IV. Factors Related to the Environmental Conditions: Environmental factors, such as temperature, humidity, and barometric pressure, affect rates of consumption and even the occurrence of some toxic agents.

            Many mycotoxins and poisonous plants are correlated with seasonal or climatic changes. For example, the ischemic effects of ergot toxicosis are more often seen during the winter cold, and plant nitrate levels are affected by rainfall amounts.

            Temperature: Environmental temperature has been demonstrated to influence toxic response in animals by affecting absorption, storage, metabolism and elimination. Low environmental temperature enhan­ces biotransformation of xenobiotics, possibly metabolic activity in­creases to keep the body warm. Oxidative uncouplers increase body temperature, and thus their toxic effect is more in hot weathers. Der­mal toxicity of insecticides may be greater in hot weather as more blood is diverted to skin (so rapid absorption) to affect cooling. Or­ganochlorine and pyrethroid insecticides show negative correlation with environmental temperature (more toxic in low temperature and vice-versa).

            Atmospheric pressure and altitude: Changes in response to toxicants are generally associated with changes in environmental oxygen tension. Carbon monoxide, barbiturates and cyanide are more toxic in low oxygen conditions. Similarly, pressure resulting from altitude may be a factor in the toxicity of compounds especially those affecting cardio­respiratory functions. Greater toxicities of red squill, strychnine and digitalis are seen at high altitudes as compared to low altitudes.

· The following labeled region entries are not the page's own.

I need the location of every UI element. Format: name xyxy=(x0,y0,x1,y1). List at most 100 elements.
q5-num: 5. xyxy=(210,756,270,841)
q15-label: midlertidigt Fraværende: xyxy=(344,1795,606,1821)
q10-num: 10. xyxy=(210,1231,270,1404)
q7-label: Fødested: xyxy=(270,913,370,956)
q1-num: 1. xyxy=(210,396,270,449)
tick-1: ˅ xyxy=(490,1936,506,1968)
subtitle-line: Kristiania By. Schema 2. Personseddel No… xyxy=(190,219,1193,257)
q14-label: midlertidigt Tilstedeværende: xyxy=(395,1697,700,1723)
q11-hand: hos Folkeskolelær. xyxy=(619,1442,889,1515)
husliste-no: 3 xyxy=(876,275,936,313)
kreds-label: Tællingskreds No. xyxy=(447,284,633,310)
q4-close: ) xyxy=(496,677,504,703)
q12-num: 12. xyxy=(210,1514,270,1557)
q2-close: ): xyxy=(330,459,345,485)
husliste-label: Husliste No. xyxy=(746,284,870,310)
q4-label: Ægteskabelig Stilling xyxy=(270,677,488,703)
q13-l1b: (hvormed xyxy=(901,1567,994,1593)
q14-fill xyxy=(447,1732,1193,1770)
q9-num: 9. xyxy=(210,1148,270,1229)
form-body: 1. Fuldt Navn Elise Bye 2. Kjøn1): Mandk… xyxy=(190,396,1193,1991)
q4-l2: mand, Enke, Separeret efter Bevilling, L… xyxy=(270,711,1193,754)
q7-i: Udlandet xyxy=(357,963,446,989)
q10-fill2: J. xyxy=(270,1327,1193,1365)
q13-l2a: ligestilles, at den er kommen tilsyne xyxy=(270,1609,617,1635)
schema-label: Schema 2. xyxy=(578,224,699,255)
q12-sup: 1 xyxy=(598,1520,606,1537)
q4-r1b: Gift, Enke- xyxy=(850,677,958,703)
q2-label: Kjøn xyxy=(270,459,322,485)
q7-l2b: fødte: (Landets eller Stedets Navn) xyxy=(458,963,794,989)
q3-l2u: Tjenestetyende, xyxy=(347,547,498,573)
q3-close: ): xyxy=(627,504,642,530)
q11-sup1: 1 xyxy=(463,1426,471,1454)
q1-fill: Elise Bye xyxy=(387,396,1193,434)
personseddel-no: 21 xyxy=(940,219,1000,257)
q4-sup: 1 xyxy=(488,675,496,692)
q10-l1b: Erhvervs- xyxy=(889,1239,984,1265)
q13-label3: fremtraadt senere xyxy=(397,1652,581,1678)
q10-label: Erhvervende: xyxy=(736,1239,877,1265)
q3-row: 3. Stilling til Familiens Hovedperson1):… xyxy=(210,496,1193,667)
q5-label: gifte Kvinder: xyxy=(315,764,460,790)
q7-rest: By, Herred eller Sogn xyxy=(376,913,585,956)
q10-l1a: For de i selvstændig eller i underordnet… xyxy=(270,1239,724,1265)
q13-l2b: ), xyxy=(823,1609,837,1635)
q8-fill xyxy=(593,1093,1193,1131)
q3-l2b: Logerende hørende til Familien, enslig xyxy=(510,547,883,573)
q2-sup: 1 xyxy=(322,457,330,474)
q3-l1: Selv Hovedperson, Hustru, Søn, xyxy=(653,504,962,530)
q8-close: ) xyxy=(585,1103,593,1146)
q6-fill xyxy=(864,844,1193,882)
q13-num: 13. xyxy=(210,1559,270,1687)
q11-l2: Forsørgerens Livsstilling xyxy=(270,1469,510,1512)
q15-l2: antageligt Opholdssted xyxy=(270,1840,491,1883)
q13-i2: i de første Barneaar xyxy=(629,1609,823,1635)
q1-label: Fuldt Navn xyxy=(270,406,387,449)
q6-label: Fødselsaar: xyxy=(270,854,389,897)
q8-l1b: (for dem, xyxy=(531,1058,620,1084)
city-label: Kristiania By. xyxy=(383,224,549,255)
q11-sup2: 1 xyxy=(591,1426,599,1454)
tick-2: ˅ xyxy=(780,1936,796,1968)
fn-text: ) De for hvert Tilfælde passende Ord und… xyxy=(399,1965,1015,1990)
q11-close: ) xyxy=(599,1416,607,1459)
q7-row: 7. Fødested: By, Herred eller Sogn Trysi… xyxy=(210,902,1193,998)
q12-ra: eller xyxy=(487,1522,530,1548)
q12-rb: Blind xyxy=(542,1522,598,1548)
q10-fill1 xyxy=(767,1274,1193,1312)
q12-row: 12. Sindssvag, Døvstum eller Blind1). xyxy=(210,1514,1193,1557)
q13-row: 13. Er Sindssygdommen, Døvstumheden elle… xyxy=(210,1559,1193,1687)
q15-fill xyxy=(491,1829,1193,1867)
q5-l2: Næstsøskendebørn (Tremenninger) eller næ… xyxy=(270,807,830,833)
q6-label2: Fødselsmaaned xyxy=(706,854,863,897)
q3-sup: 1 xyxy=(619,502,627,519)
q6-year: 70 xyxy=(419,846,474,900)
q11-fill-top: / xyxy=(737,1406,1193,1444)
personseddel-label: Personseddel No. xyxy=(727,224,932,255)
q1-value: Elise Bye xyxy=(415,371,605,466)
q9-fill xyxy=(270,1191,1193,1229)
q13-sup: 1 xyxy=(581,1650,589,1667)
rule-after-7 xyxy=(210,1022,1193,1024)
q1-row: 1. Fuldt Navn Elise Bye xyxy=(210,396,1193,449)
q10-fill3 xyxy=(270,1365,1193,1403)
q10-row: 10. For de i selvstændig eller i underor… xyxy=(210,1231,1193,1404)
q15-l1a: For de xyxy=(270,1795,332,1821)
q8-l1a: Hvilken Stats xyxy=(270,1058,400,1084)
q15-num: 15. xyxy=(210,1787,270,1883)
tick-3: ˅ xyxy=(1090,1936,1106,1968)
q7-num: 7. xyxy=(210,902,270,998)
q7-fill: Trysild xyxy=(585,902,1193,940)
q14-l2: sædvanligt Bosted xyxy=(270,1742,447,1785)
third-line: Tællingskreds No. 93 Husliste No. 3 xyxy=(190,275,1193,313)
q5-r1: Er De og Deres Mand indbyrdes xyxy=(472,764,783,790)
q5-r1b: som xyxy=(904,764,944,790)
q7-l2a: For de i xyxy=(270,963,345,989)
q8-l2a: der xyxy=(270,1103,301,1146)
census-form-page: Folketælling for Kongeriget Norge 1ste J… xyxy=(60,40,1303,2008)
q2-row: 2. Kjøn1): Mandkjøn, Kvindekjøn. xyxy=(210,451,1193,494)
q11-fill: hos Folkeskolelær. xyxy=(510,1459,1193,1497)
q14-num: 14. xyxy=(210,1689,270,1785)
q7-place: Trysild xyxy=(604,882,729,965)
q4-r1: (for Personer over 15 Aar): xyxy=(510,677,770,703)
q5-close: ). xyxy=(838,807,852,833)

            Light and other radiations: Radiation exposure is known to affect blood tissue barriers, modify enzyme systems and produce disturbances in the normal excretory patterns of numerous species. Whole body irradiation has been shown to produce a dose-dependent decrease in the pseudocholinesterase activity in the ilia of intestine of rodents thus changing response to acetylcholine and physostigmine. Toxicity of atropine increases if intoxicated animal is exposed to direct sunlight due to its mydriatic and cyloplegic effects on eye.

            Relative humidity: Relative humidity might influence the reaction of an animal to a toxicant especially those exposed by dermal route. For example, dermal absorption of some organophosphorus insecticides (parathion) is more in hot and humid environment.

            Environmental pollution: Chemicals in the environment are capable of influencing

toxic responses in a variety of ways by altering biotransformation (induction or inhibition of hepatic microsomal en­zymes). Affinity for receptors, absorption, distribution and excretion. Similarly noise pollution may aggravate the toxicity of agents (e.g. strychnine),

which produce seizures and hyperesthesia.